The long view October 16, 2015

 I am reading a fine collection of essays entitled Christianity and the Disciplines, which invites scholars from many fields to address two questions:

  1. Methodologically, what shifts might occur in your subject and the study of your subject if Christianity were taken as true?
  2. Substantively, what transformations might be seen in your subject area if the truth of Christianity were to penetrate those like yourselves who study and engage with the subject? (3-4)

I’ll post a review of the book later. For now, I want to highlight a salient point raised by the late Mervyn Davies, a scholar of Newman who, like Paul Shrimpton, understood the real genius of Newman’s understanding of the university.
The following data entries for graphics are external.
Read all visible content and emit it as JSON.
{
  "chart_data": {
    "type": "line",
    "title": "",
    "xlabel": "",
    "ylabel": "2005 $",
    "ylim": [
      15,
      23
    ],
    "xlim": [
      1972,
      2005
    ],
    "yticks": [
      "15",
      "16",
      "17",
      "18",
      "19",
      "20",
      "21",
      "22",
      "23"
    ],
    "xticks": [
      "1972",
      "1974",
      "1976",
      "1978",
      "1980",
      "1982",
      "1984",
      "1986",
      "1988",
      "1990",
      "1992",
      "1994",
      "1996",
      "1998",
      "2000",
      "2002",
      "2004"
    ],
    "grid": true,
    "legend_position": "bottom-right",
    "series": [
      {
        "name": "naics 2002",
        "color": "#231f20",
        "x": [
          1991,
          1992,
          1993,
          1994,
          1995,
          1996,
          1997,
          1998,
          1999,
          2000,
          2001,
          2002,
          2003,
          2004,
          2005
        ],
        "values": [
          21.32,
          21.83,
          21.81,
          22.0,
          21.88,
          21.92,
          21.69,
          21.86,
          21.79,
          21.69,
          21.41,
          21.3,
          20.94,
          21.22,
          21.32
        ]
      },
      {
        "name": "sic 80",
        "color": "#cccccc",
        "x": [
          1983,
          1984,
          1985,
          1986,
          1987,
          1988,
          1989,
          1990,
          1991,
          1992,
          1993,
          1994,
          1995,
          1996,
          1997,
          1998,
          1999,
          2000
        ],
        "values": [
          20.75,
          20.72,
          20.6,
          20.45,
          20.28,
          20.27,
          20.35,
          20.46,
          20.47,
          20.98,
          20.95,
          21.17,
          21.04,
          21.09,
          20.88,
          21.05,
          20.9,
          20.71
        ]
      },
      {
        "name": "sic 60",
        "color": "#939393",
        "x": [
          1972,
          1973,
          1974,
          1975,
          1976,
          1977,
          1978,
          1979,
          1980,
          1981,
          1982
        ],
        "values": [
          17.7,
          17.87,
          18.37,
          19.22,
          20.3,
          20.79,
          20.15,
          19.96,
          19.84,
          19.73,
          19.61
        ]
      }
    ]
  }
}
In his essay “Newman’s Challenge to the Contemporary University,” Davies points to Newman’s long view of university education as building human beings, not servile actors in an economic order. Like Shrimpton, he emphasizes Newman’s hope for a university that balanced the role of the professor as a lecturer and expert in a field, and the role of the tutor as a formator who challenged young people to reach their fullest God-given potential. The university is thus a meeting place of persons, not merely a “knowledge ATM” (my term) from which one can withdraw whatever the market demands at the moment.

The relinquishing of theology in the modern university–Newman criticized this move at the University of London, for example– is due largely to the misunderstanding of what constitutes theology as a discipline concerned ultimately with the truth of things. Davies points to an early essay of Newman in which he critiques the view that “[r]eligion consists, not in knowledge, but in feelings or sentiment.” The trajectory of this view has been disastrous, because it evacuates from disciplinary research the possibility of speaking intelligently about ultimate things.

One fallout of this state of affairs has been the siege mentality espoused by some Christians. Davies points to Adrian Hastings’ book A History of English Christianity 1920-1990in which the author describes three possible responses: despairing of ultimate meaning; withdrawing into a private, religious sphere (which sounds much like the much-discussed Benedict option); and–the one Davies prefers–taking the long view of “the ultimate redeemability of things, despite evidence to the contrary” (24).

The third option is the hardest for any university, let alone the entire system of Catholic higher education. But the new evangelization demands it.